There are other differences here. On Saturday we went to Boulder Books, the super indy bookstore, where I bought three paperbacks from their secondhand shelf. Two of them were by British authors - Nick Hornby and Kate Atkinson. I bought them here because American paperbacks are so much nicer than British ones. The paper is better quality, the type is always large enough to be readable, and they feel nicer. Admittedly they are more expensive new, but if you know you will read them again, they're worth it. 

In the children's section I saw these action figures:



RBJ stands for Ruth Bader Ginsberg, the second woman appointed to the United States Supreme Court, and probably the first justice to become a pop-cultural phenomenon. 

Can you imagine a British bookshop having political action figures for sale? Mind-blowing. I've come across a Jeremy Corbyn cardboard doll with cut out clothes and accessories, but that was on the net, and somehow I don't think it was for kids.


But then when you look at the current political scene in Britain who else would warrant being modelled as an action figure doll? A doll in which to stick pins, maybe...

Jeremy is certainly a disappointment in his attitude to the EU, but at least you know where you are with him. He sticks to his principles, and he has always  been committed to ending this appalling austerity programme that is leading to such awful suffering for ordinary British people.

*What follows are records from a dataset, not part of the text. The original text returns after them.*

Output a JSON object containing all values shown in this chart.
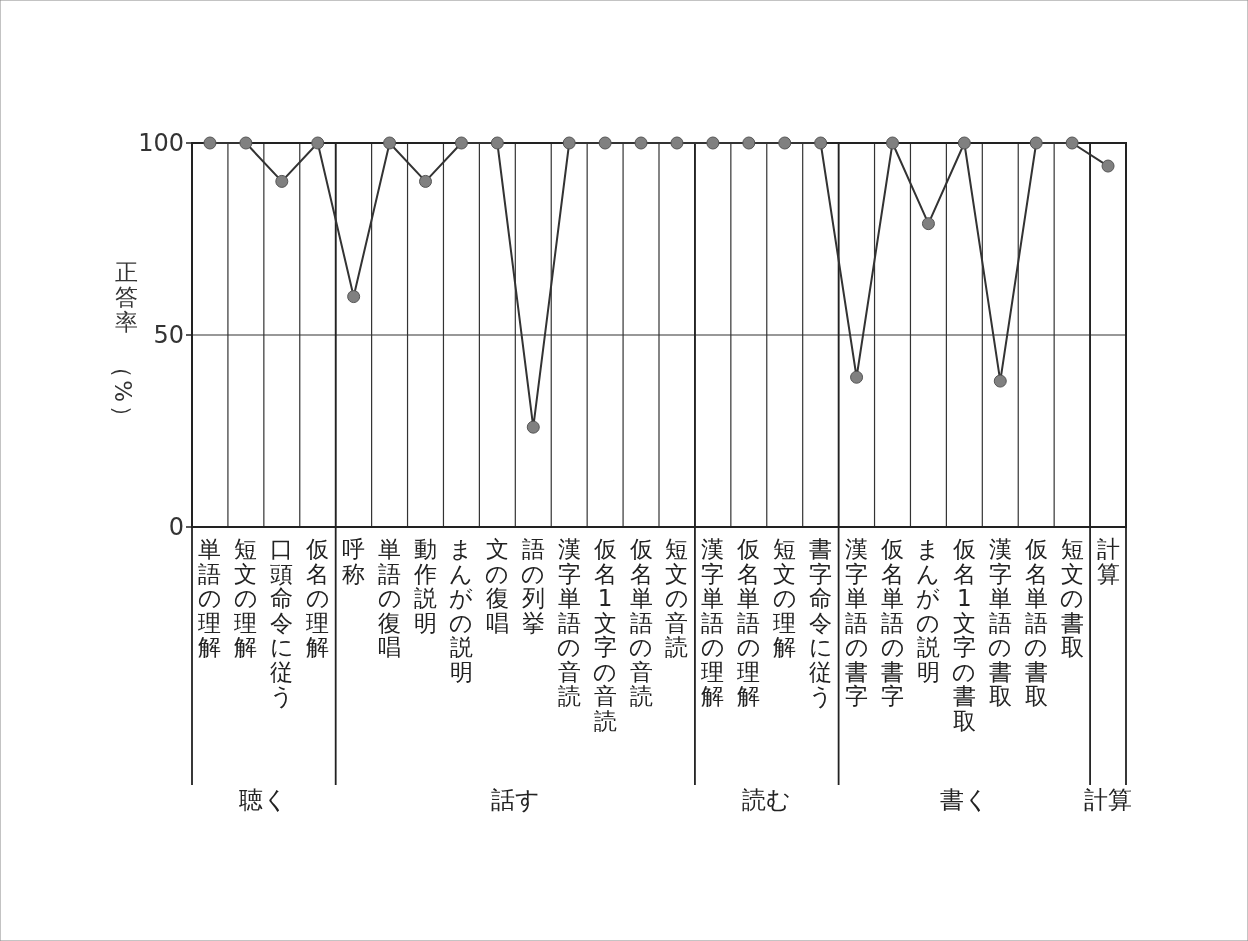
{
  "chart_data": {
    "type": "line",
    "ylabel": "正答率（%）",
    "categories": [
      "単語の理解",
      "短文の理解",
      "口頭命令に従う",
      "仮名の理解",
      "呼称",
      "単語の復唱",
      "動作説明",
      "まんがの説明",
      "文の復唱",
      "語の列挙",
      "漢字単語の音読",
      "仮名1文字の音読",
      "仮名単語の音読",
      "短文の音読",
      "漢字単語の理解",
      "仮名単語の理解",
      "短文の理解",
      "書字命令に従う",
      "漢字単語の書字",
      "仮名単語の書字",
      "まんがの説明",
      "仮名1文字の書取",
      "漢字単語の書取",
      "仮名単語の書取",
      "短文の書取",
      "計算"
    ],
    "series": [
      {
        "color": "#808080",
        "values": [
          100,
          100,
          90,
          100,
          60,
          100,
          90,
          100,
          100,
          26,
          100,
          100,
          100,
          100,
          100,
          100,
          100,
          100,
          39,
          100,
          79,
          100,
          38,
          100,
          100,
          94
        ]
      }
    ],
    "ylim": [
      0,
      100
    ],
    "yticks": [
      0,
      50,
      100
    ],
    "grid": true,
    "marker": "circle",
    "line_style": "solid",
    "annotations": [
      "聴く",
      "話す",
      "読む",
      "書く",
      "計算"
    ]
  }
}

I was sorry not to be on the March last Saturday for the People's Vote but wasn't the turnout terrific? My favourite placard is this one:


You know I hadn't intended this post to be serious. I was going to tell you about Cece's letter to the tooth fairy, and about my new phone (yes - I have a smart one now!) with which I took this photo of the park and the Flatirons on the way back from the school bus stop.